Undercover: The Pleasures of Patagonia (08/10/78)

Here now, the perfect summer book: Bruce Chatwin’s In Patagonia (Summit, 205 pp., $8.95). This is travel writing, full of intricately reconstructed tales and legends; characters appear for a few pages and then disappear as the author moves on down the trail. There’s no chance to go much beneath the surface, and the surface is shining with detail to which one cannot attach any meaning. The book offers nothing but pleasure.

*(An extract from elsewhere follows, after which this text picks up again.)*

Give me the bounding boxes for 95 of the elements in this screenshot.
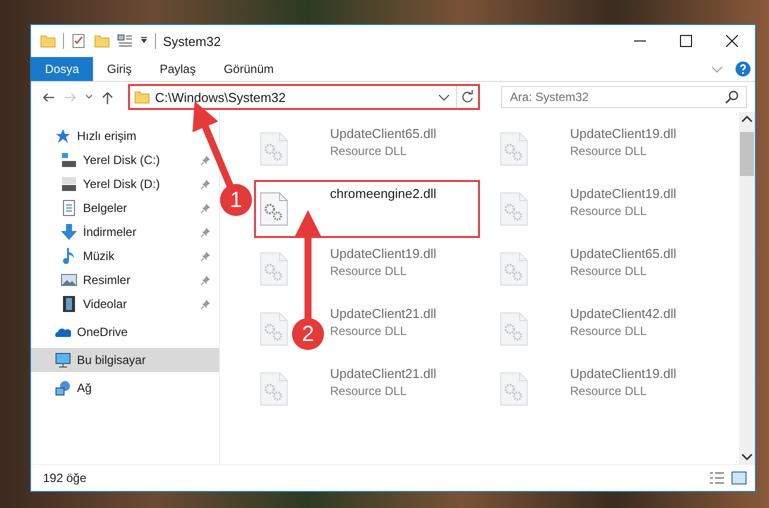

Patagonia—the lower fifth of South America, most of it taken up by Argentina, the rest by Chile—is a place that everyone knows is “fascinating” even if they don’t have a very clear idea what, or where, it is. Like other geographical dead ends, it is filled with exiles and immigrants: Chatwin seems to have encountered representatives of every white nation, carefully tending their severed cultural identities at the end of the earth. Russians, Germans, Welsh, Galatians, the English, Latvians—none have roots in the land or links to each other. They are simply there, perhaps with families going back over a hundred years; the place keeps an invisible barrier between itself and those who live on it. For an American, the sense of almost recognizing what Chatwin is describing is spooky: it’s as if the United States, as a country populated by those who came from somewhere else, had never even given birth to the impulse to make itself over in an image that could be shared.

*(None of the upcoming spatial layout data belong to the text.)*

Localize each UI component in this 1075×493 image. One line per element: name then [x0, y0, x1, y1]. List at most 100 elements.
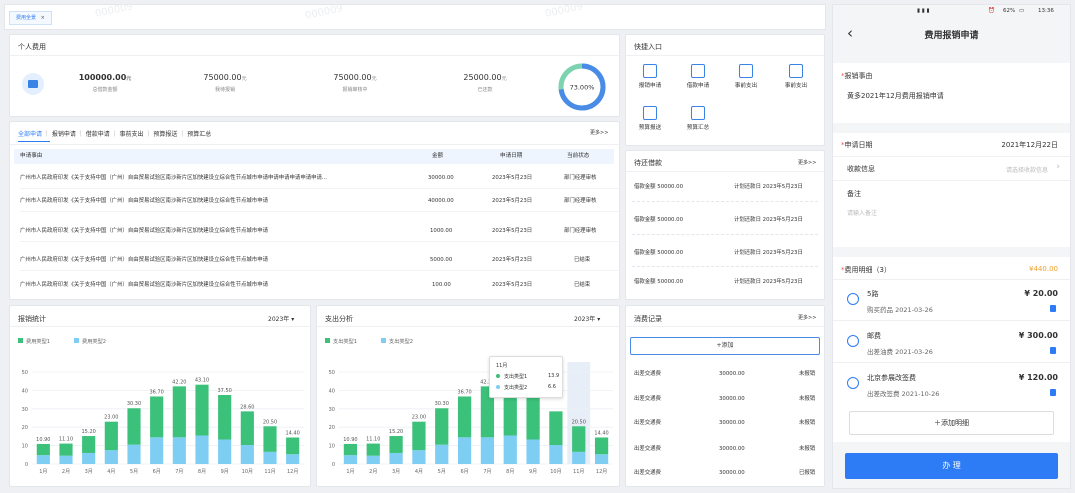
quick-reimburse-apply[interactable]: 报销申请: [630, 64, 670, 89]
reason-field[interactable]: 黄多2021年12月费用报销申请: [847, 91, 944, 101]
add-record-button[interactable]: +添加: [630, 337, 820, 355]
x-tick-label: 8月: [198, 469, 206, 475]
data-label: 20.50: [572, 419, 586, 425]
data-label: 42.20: [172, 379, 186, 385]
detail-item[interactable]: 北京参展改签费 出差改签费 2021-10-26 ¥ 120.00: [833, 365, 1070, 405]
x-tick-label: 4月: [415, 469, 423, 475]
delete-icon[interactable]: [1050, 389, 1056, 396]
bar-费用类型1: [172, 386, 186, 438]
data-label: 14.40: [286, 431, 300, 437]
payee-row[interactable]: 收款信息 请选择收款信息 ›: [833, 157, 1070, 181]
mobile-preview: ▮ ▮ ▮ ⏰ 62% ▭ 13:36 ‹ 费用报销申请 *报销事由 黄多202…: [832, 4, 1071, 489]
status-bar: ▮ ▮ ▮ ⏰ 62% ▭ 13:36: [833, 5, 1070, 19]
tab-all-applications[interactable]: 全部申请: [18, 131, 42, 138]
payee-select[interactable]: 请选择收款信息: [1006, 165, 1048, 174]
tab-loan-applications[interactable]: 借款申请: [86, 131, 110, 138]
list-item[interactable]: 出差交通费 30000.00 已报销: [634, 465, 824, 481]
year-select[interactable]: 2023年 ▾: [268, 314, 294, 323]
tab-budget-summary[interactable]: 预算汇总: [187, 131, 211, 138]
data-label: 11.10: [366, 437, 380, 443]
watermark: 000009: [94, 1, 134, 20]
more-link[interactable]: 更多>>: [590, 129, 608, 136]
delete-icon[interactable]: [1050, 347, 1056, 354]
bar-支出类型2: [457, 437, 472, 464]
more-link[interactable]: 更多>>: [798, 314, 816, 321]
quick-prior-expense-1[interactable]: 事前支出: [726, 64, 766, 89]
x-tick-label: 10月: [550, 469, 561, 475]
list-item[interactable]: 借款金额 50000.00 计划还款日 2023年5月23日: [634, 179, 824, 195]
list-item[interactable]: 借款金额 50000.00 计划还款日 2023年5月23日: [634, 212, 824, 228]
close-icon[interactable]: ×: [41, 15, 45, 21]
detail-item[interactable]: 邮费 出差油费 2021-03-26 ¥ 300.00: [833, 323, 1070, 363]
year-select[interactable]: 2023年 ▾: [574, 314, 600, 323]
x-tick-label: 2月: [62, 469, 70, 475]
repaid-label: 已还款: [477, 87, 493, 93]
y-tick-label: 0: [332, 462, 335, 468]
x-tick-label: 12月: [287, 469, 298, 475]
apply-date-row[interactable]: *申请日期 2021年12月22日: [833, 133, 1070, 157]
quick-budget-submit[interactable]: 预算报送: [630, 106, 670, 131]
note-input[interactable]: 请输入备注: [847, 208, 877, 217]
x-tick-label: 2月: [369, 469, 377, 475]
bar-支出类型1: [366, 443, 380, 456]
pending-reimburse-value: 75000.00: [203, 73, 242, 82]
list-item[interactable]: 出差交通费 30000.00 未报销: [634, 391, 824, 407]
reason-section[interactable]: *报销事由 黄多2021年12月费用报销申请: [833, 63, 1070, 123]
y-tick-label: 0: [25, 462, 28, 468]
tab-expense-overview[interactable]: 费用全景 ×: [9, 11, 52, 25]
bar-支出类型2: [526, 439, 540, 464]
bar-费用类型1: [36, 443, 50, 456]
list-item[interactable]: 借款金额 50000.00 计划还款日 2023年5月23日: [634, 274, 824, 290]
table-row[interactable]: 广州市人民政府印发《关于支持中国（广州）自由贸易试验区南沙新片区加快建设立综合性…: [20, 220, 620, 242]
x-tick-label: 5月: [438, 469, 446, 475]
note-section[interactable]: 备注 请输入备注: [833, 181, 1070, 247]
tab-prior-expense[interactable]: 事前支出: [120, 131, 144, 138]
x-tick-label: 9月: [529, 469, 537, 475]
list-item[interactable]: 借款金额 50000.00 计划还款日 2023年5月23日: [634, 245, 824, 261]
list-item[interactable]: 出差交通费 30000.00 未报销: [634, 366, 824, 382]
legend-label: 支出类型2: [389, 337, 413, 345]
table-row[interactable]: 广州市人民政府印发《关于支持中国（广州）自由贸易试验区南沙新片区加快建设立综合性…: [20, 249, 620, 271]
detail-total: ¥440.00: [1029, 265, 1058, 273]
y-tick-label: 10: [329, 444, 335, 450]
tab-reimburse-applications[interactable]: 报销申请: [52, 131, 76, 138]
list-item[interactable]: 出差交通费 30000.00 未报销: [634, 441, 824, 457]
quick-entry-panel: 快捷入口 报销申请 借款申请 事前支出 事前支出 预算报送 预算汇总: [625, 34, 825, 146]
receipt-icon: [847, 377, 859, 389]
total-loan-label: 总借款金额: [92, 87, 118, 93]
quick-loan-apply[interactable]: 借款申请: [678, 64, 718, 89]
under-review-value: 75000.00: [333, 73, 372, 82]
detail-item[interactable]: 5路 购买药品 2021-03-26 ¥ 20.00: [833, 281, 1070, 321]
table-row[interactable]: 广州市人民政府印发《关于支持中国（广州）自由贸易试验区南沙新片区加快建设立综合性…: [20, 190, 620, 212]
reimburse-stats-panel: 报销统计 2023年 ▾ 费用类型1 费用类型2 0 10 20 30 40 50 10.90 1…: [9, 305, 311, 487]
tab-budget-submit[interactable]: 预算报送: [153, 131, 177, 138]
more-link[interactable]: 更多>>: [798, 159, 816, 166]
bar-支出类型1: [526, 395, 540, 440]
add-detail-button[interactable]: ＋添加明细: [849, 411, 1054, 435]
table-row[interactable]: 广州市人民政府印发《关于支持中国（广州）自由贸易试验区南沙新片区加快建设立综合性…: [20, 274, 620, 296]
bar-支出类型1: [412, 421, 426, 451]
data-label: 15.20: [82, 429, 96, 435]
applications-panel: 全部申请 ｜ 报销申请 ｜ 借款申请 ｜ 事前支出 ｜ 预算报送 ｜ 预算汇总 …: [9, 121, 620, 300]
list-item[interactable]: 出差交通费 30000.00 未报销: [634, 415, 824, 431]
submit-button[interactable]: 办 理: [845, 453, 1058, 479]
delete-icon[interactable]: [1050, 305, 1056, 312]
y-tick-label: 30: [329, 407, 335, 413]
x-tick-label: 3月: [85, 469, 93, 475]
document-icon: [643, 64, 657, 78]
table-row[interactable]: 广州市人民政府印发《关于支持中国（广州）自由贸易试验区南沙新片区加快建设立综合性…: [20, 167, 620, 189]
bar-费用类型1: [104, 421, 118, 451]
panel-title: 个人费用: [18, 43, 46, 51]
bar-费用类型1: [263, 426, 277, 452]
y-tick-label: 50: [329, 370, 335, 376]
legend-label: 费用类型2: [82, 337, 106, 345]
y-tick-label: 20: [329, 425, 335, 431]
legend-swatch: [74, 338, 79, 343]
quick-budget-summary[interactable]: 预算汇总: [678, 106, 718, 131]
bar-支出类型2: [435, 444, 449, 464]
watermark: 000009: [544, 1, 584, 20]
bar-支出类型2: [503, 435, 517, 464]
document-icon: [691, 106, 705, 120]
bar-支出类型1: [594, 437, 609, 455]
quick-prior-expense-2[interactable]: 事前支出: [776, 64, 816, 89]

With the help of the people he meets, Chatwin traces the story of Butch Cassidy, who hid out in Patagonia and probably did not die there; describes a sect of hideous witches, “The Central Committee” (“The candidate must submerge himself in a waterfall of the Thraiguén River, to wash off the effects of his Christian baptism”); tracks down mad pretenders to nonexistent thrones; pursues the remains of the giant sloth. Mariners, ancient and fairly recent, appear again and again. Curses rise out of old crimes. Either Chatwin has been deeply influenced by South American fiction, or Gabriel Garcia Marquez’s hallucinatory novels are simply his version of realism: there’s much here that matches the tone of The Autumn of the Patriarch, and Chatwin’s pages on an anarchist rebellion of 1920 read like an incident straight out of One Hundred Years of Solitude.

It may be the extreme stylization of Chatwin’s prose that makes his book so accessible, and at the same time makes depth inaccessible to Chatwin: when Marquez wasn’t on my mind, I often felt I was reading outtakes from the pastoral sections of The Sun Also Rises. “He had come down to exchange a cow for groceries and stayed for the asado,” Chatwin writes. “He was awkward in company. All day he did not drink but sat by the stream, alone, picking his teeth with grass stems.” Hemingway would have omitted the commas in the last sentence, and likely taken “stems” for granted, but otherwise the imitation is perfect. It’s not a book of much emotion; Chatwin himself is only the thinnest presence. The stories, almost one to a page, are what count; you may not remember them long, but if anyone is near you as you read, you’ll find yourself pressing Chatwin’s tales on them one after the other. Such as this:

His first plan was to advertise English and American products lining the Strait of Magellan with blue and white enamel billboards. These were not principally for the benefit of steamer passengers. He intended to write illustrated articles in the international press calling the public’s attention to “the desecration of beautiful scenery by advertising fiends.”

For this scheme he did not find a backer.


Messianic Fraud and the Single Woman


Fighting Back, a novel by Ronni Sandroff (Knopf, 214 pp., $8.95). In her first book, Party Party/Girlfriends (two short novels), Sandroff showed affinities with Ann Beattie in her ability to go beneath the surface of late-Sixties and early-Seventies lifestyles; her eye for promise was as sure as her eye for betrayal. Unlike most first novelists, she had no problem getting more than one man or woman to come off the page at a time. In Fighting Back, Sandroff can’t seem to decide if she’s writing a character study of a late-Seventies single mother or a thriller about a young woman’s attempt to save herself and her daughter from a Moonie-like cult the CIA is using as a front for mind control. She doesn’t always keep her characters breathing; they have to submit to the plot, dropping complexities, reservations and desires Sandroff has given them as the pages turn. The pages do turn, though: for all its clichés, including the strong, silent, faithful lover, Fighting Back is the most convincing account of how and why a smart, rational, even political person might get caught up in messianic fraud I’ve found in recent fiction. And many books that work better do not contain a line this good: “He liked her in the morning with nothing but thirty years on her face.”